Something else I have learned or evolved to do in my studio is to keep fewer brushes when I work. Not only do I do this to spend less time cleaning and avoiding having to deal with dirty brushes but also I found that most of the time I ended up using seven brushes. These seven brushes are photographed below
Now I use just seven brushes that do most of the job. I also use a small rag or piece of cloth to wipe out mistakes or colored glazes and a palette knife. I use my fingers as well. Many painters from the past like Leonardo and Titian were into the habit of using their fingers to paint. The more direct one can handle paint the more control one has over it. Just make sure you are not using toxic pigments and make sure you don't bite your nails and wash your hands regularly. The seven brushes I use are composed of three small long liners, three medium sized filbert brushes and one relatively large round brush. Numbers and sizes vary according to brand but all of these are usually taklon synthetic or natural sable. Ive been surprised of how long my cheap brushes have survived and I suspect it has to do with what I do with them after every use. I dip them in olive oil and leave them resting over my working table. Olive oil is a very slow drying oil. In fact it does not seem to dry at all therefore not allowing paint in the brushes to dry. Of course when you use these brushes again you must make sure you wipe the olive oil off of them. Otherwise your painting will not dry either.
I normally use three of these brushes at a time. A 20/0 a 6/0 and a 0. One will carry the dark colors, one the middle tones and the third lighter colors. I wipe out the paint off the brush when I go from one color to another.

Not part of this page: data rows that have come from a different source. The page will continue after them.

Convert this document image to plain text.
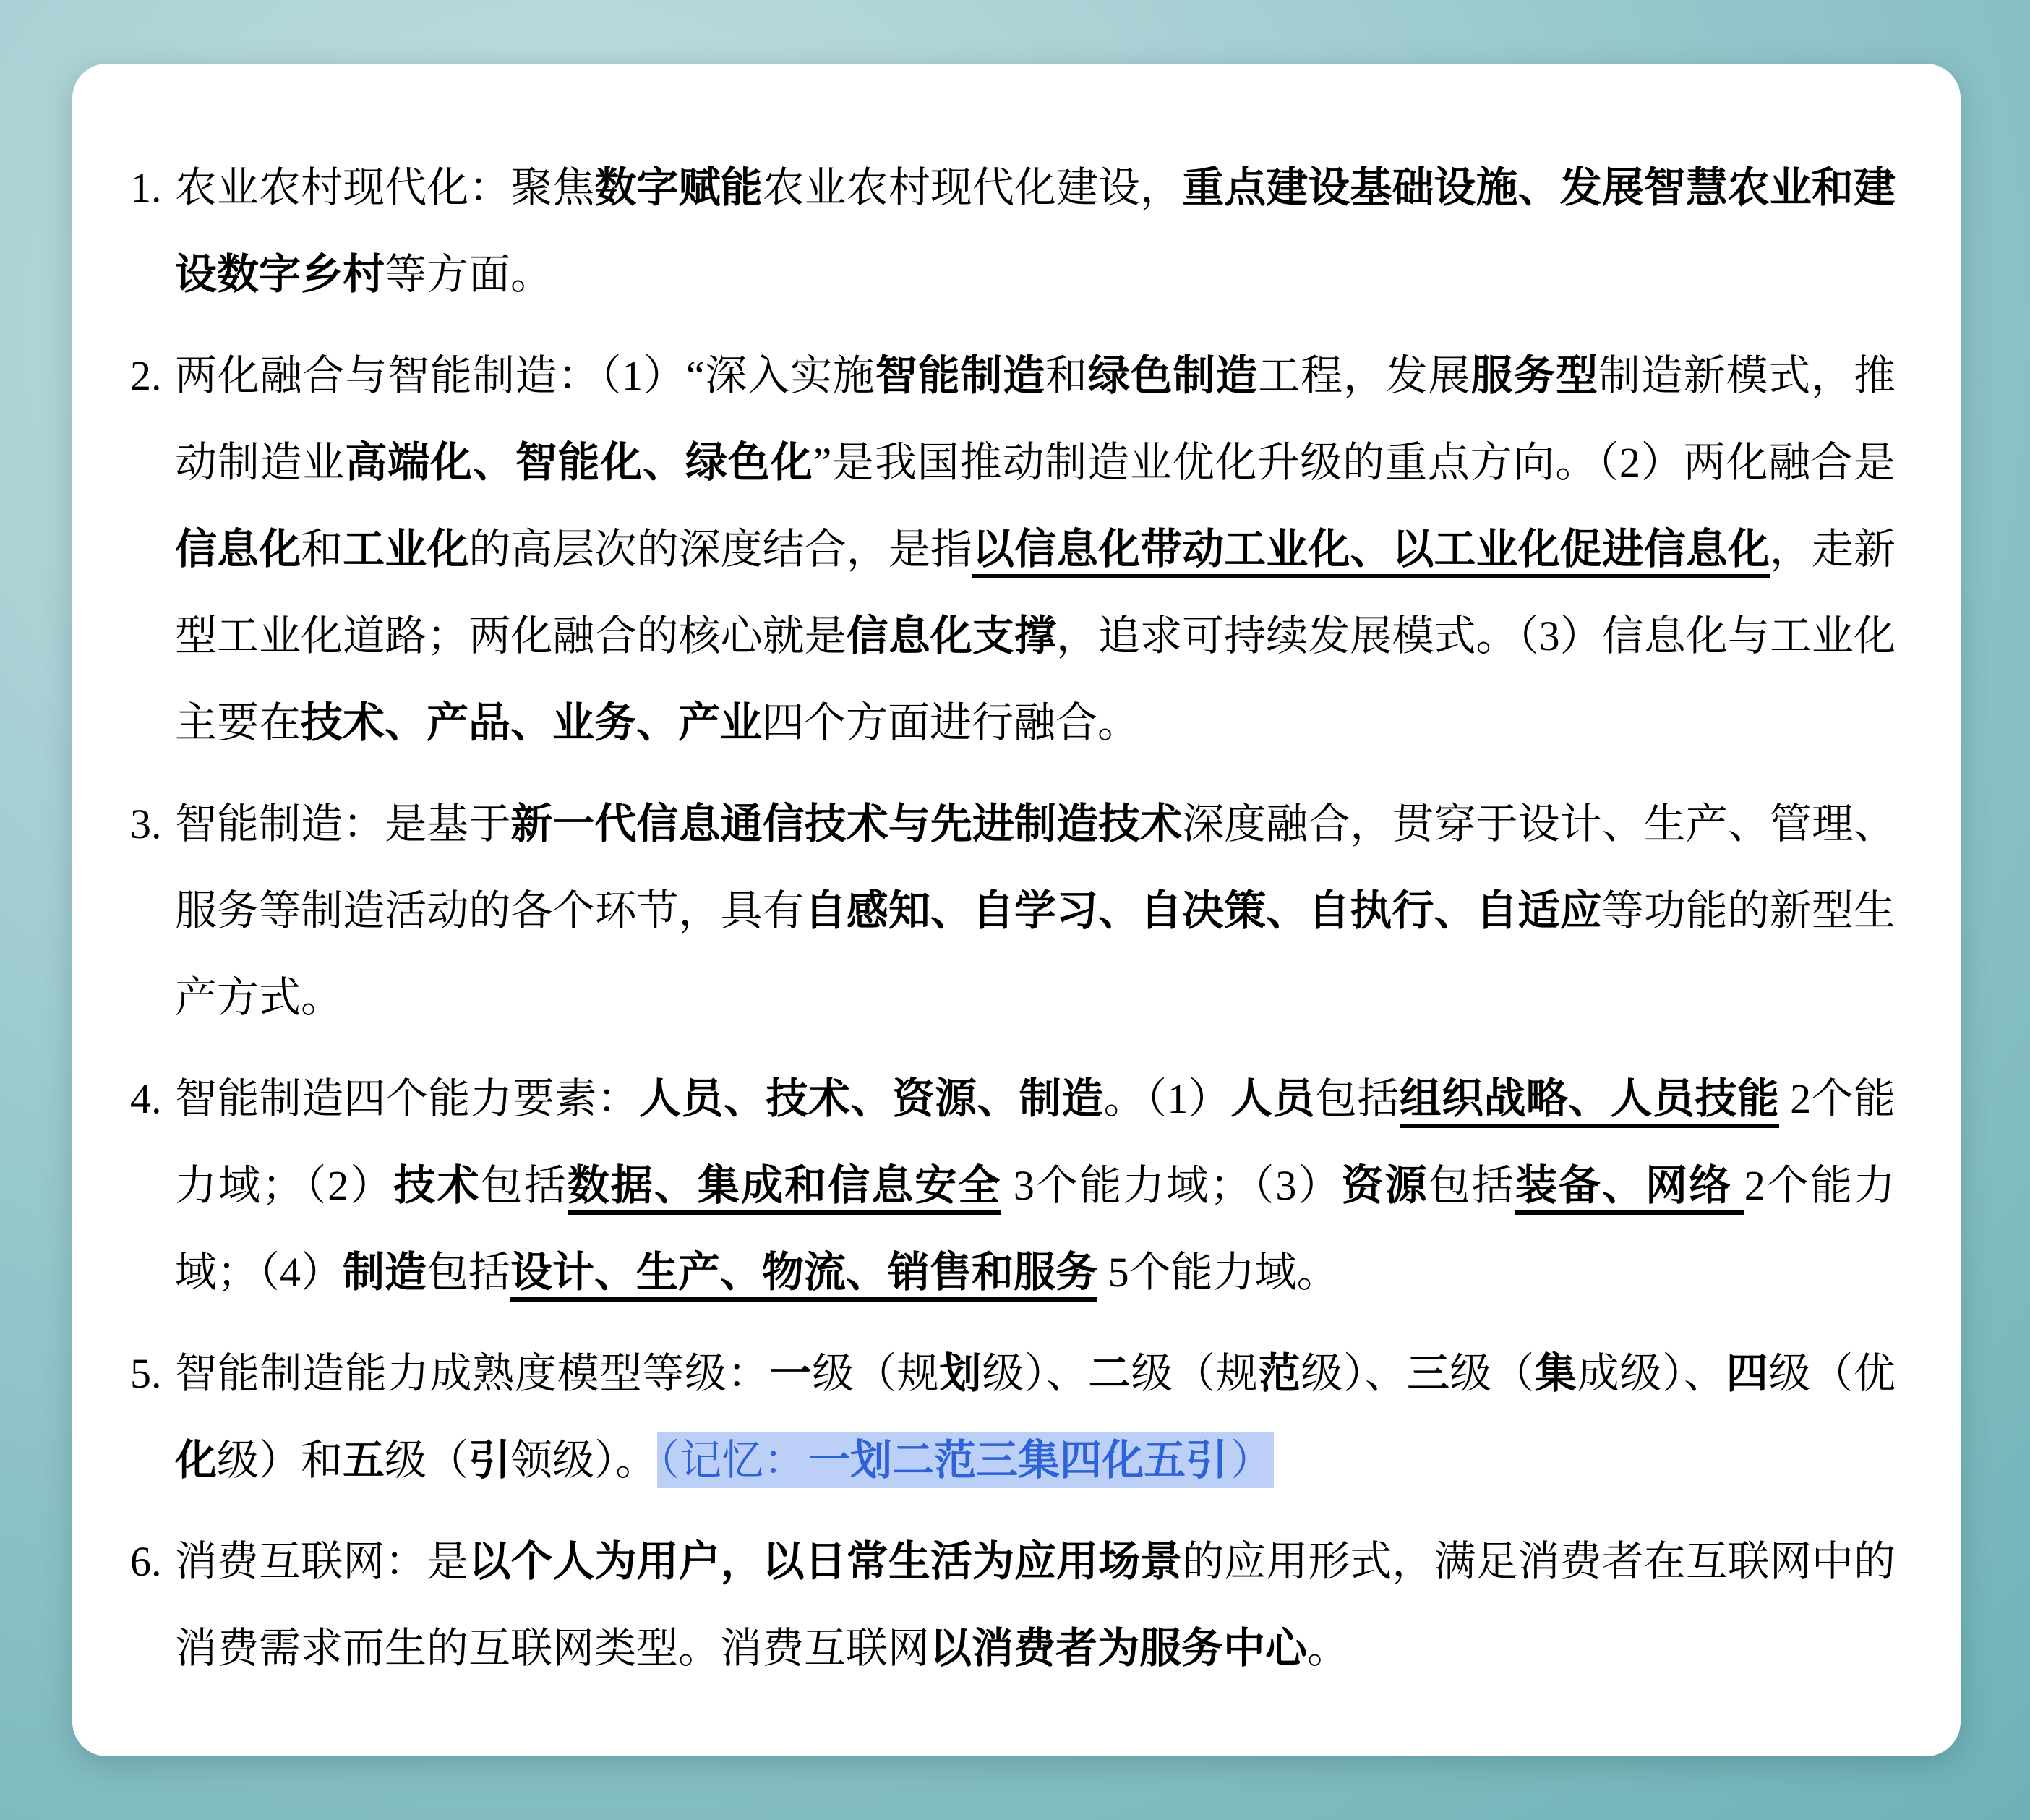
1. 农业农村现代化：聚焦数字赋能农业农村现代化建设，重点建设基础设施、发展智慧农业和建设数字乡村等方面。
2. 两化融合与智能制造：（1）“深入实施智能制造和绿色制造工程，发展服务型制造新模式，推动制造业高端化、智能化、绿色化”是我国推动制造业优化升级的重点方向。（2）两化融合是信息化和工业化的高层次的深度结合，是指以信息化带动工业化、以工业化促进信息化，走新型工业化道路；两化融合的核心就是信息化支撑，追求可持续发展模式。（3）信息化与工业化主要在技术、产品、业务、产业四个方面进行融合。
3. 智能制造：是基于新一代信息通信技术与先进制造技术深度融合，贯穿于设计、生产、管理、服务等制造活动的各个环节，具有自感知、自学习、自决策、自执行、自适应等功能的新型生产方式。
4. 智能制造四个能力要素：人员、技术、资源、制造。（1）人员包括组织战略、人员技能 2个能力域；（2）技术包括数据、集成和信息安全 3个能力域；（3）资源包括装备、网络 2个能力域；（4）制造包括设计、生产、物流、销售和服务 5个能力域。
5. 智能制造能力成熟度模型等级：一级（规划级）、二级（规范级）、三级（集成级）、四级（优化级）和五级（引领级）。（记忆：一划二范三集四化五引）
6. 消费互联网：是以个人为用户，以日常生活为应用场景的应用形式，满足消费者在互联网中的消费需求而生的互联网类型。消费互联网以消费者为服务中心。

I use number 2, 4 and 6 filbert brushes to paint larger areas within my composition. The same as with the liner brushes, I keep three for three values: light, middle and dark tones or values. The larger round brush I occupy to blend edges which is so important in this kind or realistic old master rendering. One must keep lines to a minimum in order to convey a convincing sense of atmosphere and what Leornardo Da Vinci would have called "sfumato" (foggy or airy blending). I shall write more extensively about these terms in future entries. For now what I find relevant to mention is that good quality brushes are surely best to anything but a painting depends much more on how you use your tools than on what kind of tools you use. You may use crappy materials and produce masterpieces. Its how you use them what really matters. That is why I do not favor any particular kind of brand of oil paints or brushes. I would advice try them all if you can and stick to whatever suits you best. I have my personal preferences of course but these have changed in recent years.